Background/Question/Methods
Soils harbor large stores of carbon (C), more than in vegetation and the atmosphere
combined, and play an important role in the global C budget. The role microbes play in determining the fate of soil organic carbon (SOC) has long
been appreciated, but the challenges associated with characterizing interactions between microbes, the extracellular enzymes they produce, and SOC has presented significant hurdles to fully understanding
decomposition dynamics.

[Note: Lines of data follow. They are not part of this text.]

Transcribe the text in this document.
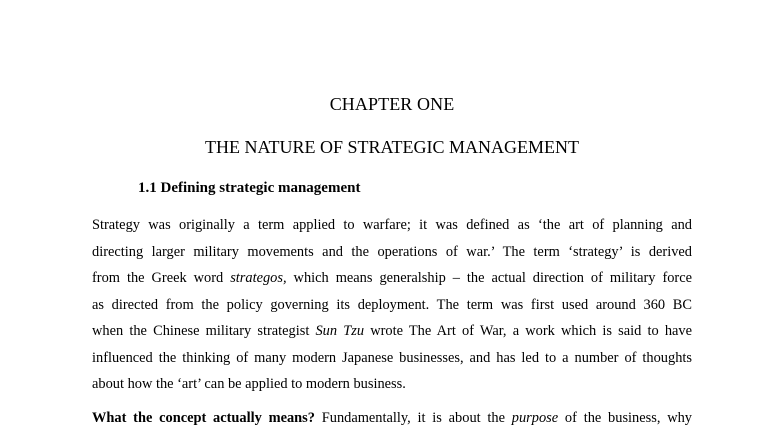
CHAPTER ONE
THE NATURE OF STRATEGIC MANAGEMENT
1.1 Defining strategic management
Strategy was originally a term applied to warfare; it was defined as ‘the art of planning and
directing larger military movements and the operations of war.’ The term ‘strategy’ is derived
from the Greek word strategos, which means generalship – the actual direction of military force
as directed from the policy governing its deployment. The term was first used around 360 BC
when the Chinese military strategist Sun Tzu wrote The Art of War, a work which is said to have
influenced the thinking of many modern Japanese businesses, and has led to a number of thoughts
about how the ‘art’ can be applied to modern business.
What the concept actually means? Fundamentally, it is about the purpose of the business, why
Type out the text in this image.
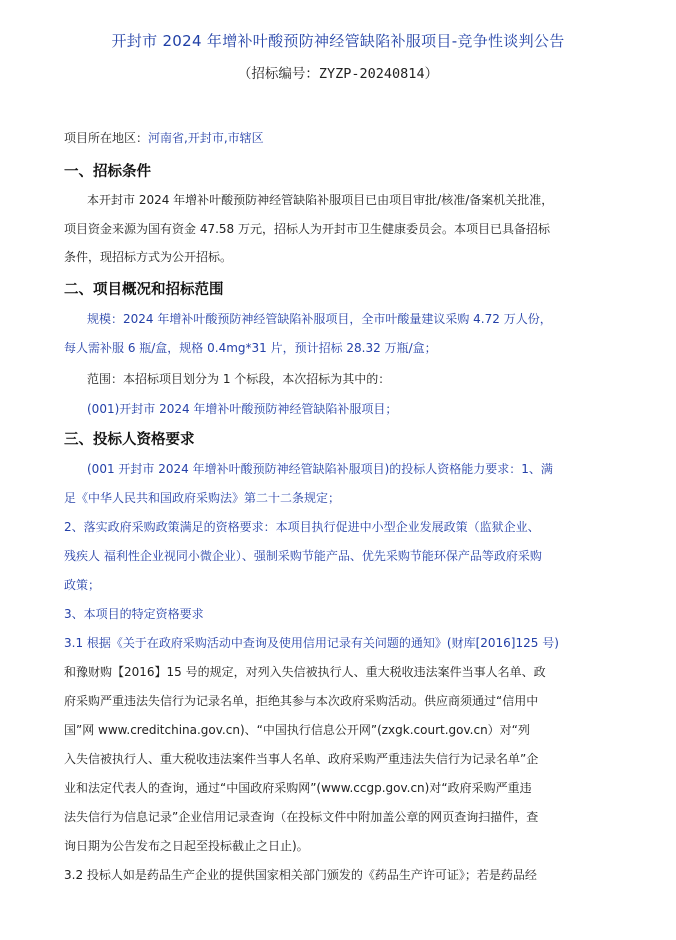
开封市 2024 年增补叶酸预防神经管缺陷补服项目-竞争性谈判公告
（招标编号：ZYZP-20240814）
项目所在地区：河南省,开封市,市辖区
一、招标条件
本开封市 2024 年增补叶酸预防神经管缺陷补服项目已由项目审批/核准/备案机关批准，
项目资金来源为国有资金 47.58 万元，招标人为开封市卫生健康委员会。本项目已具备招标
条件，现招标方式为公开招标。
二、项目概况和招标范围
规模：2024 年增补叶酸预防神经管缺陷补服项目，全市叶酸量建议采购 4.72 万人份，
每人需补服 6 瓶/盒，规格 0.4mg*31 片，预计招标 28.32 万瓶/盒；
范围：本招标项目划分为 1 个标段，本次招标为其中的：
(001)开封市 2024 年增补叶酸预防神经管缺陷补服项目；
三、投标人资格要求
(001 开封市 2024 年增补叶酸预防神经管缺陷补服项目)的投标人资格能力要求：1、满
足《中华人民共和国政府采购法》第二十二条规定；
2、落实政府采购政策满足的资格要求：本项目执行促进中小型企业发展政策（监狱企业、
残疾人 福利性企业视同小微企业）、强制采购节能产品、优先采购节能环保产品等政府采购
政策；
3、本项目的特定资格要求
3.1 根据《关于在政府采购活动中查询及使用信用记录有关问题的通知》(财库[2016]125 号)
和豫财购【2016】15 号的规定，对列入失信被执行人、重大税收违法案件当事人名单、政
府采购严重违法失信行为记录名单，拒绝其参与本次政府采购活动。供应商须通过“信用中
国”网 www.creditchina.gov.cn)、“中国执行信息公开网”(zxgk.court.gov.cn）对“列
入失信被执行人、重大税收违法案件当事人名单、政府采购严重违法失信行为记录名单”企
业和法定代表人的查询，通过“中国政府采购网”(www.ccgp.gov.cn)对“政府采购严重违
法失信行为信息记录”企业信用记录查询（在投标文件中附加盖公章的网页查询扫描件，查
询日期为公告发布之日起至投标截止之日止)。
3.2 投标人如是药品生产企业的提供国家相关部门颁发的《药品生产许可证》；若是药品经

To make accurate predictions about the rate of CO2 release from soils, it is necessary
to understand how the SOC landscape, environmental variables such as temperature, and
interactions among microbes influence the costs and benefits associated with extracellular
enzyme production. We present a theoretical framework that explicitly incorporates the entire spectrum of enzyme-
substrate interactions, and the costs and benefits associated with producing extra-cellular
enzymes. We describe how the optimal enzyme production strategy can be determined and
how it is likely to change in response to varying environmental conditions.
Results/Conclusions
If resources are acquired independently in constant conditions, the optimal enzyme production strategy is to synthesize a single enzyme associated with each resource, regardless of substrate composition. Temporal variability in environmental conditions and substrate variability allows what would otherwise be sub-optimal strategies to persist. The C:N ratio of the enzymes themselves is linearly related to the C:N of microbial demand whereas the metabolic costs of enzyme production influence the C:N of microbial demand in a highly non-linear fashion. Furthermore, a change in the rate of CO2 production can be directly tied to shift in enzyme production, which in turn, reflects a shift in substrate utilization. We also demonstrate how the theoretical framework enables other measurements, such as C and N isotopes, to infer shifts in extracellular enzyme production and substrate utilization.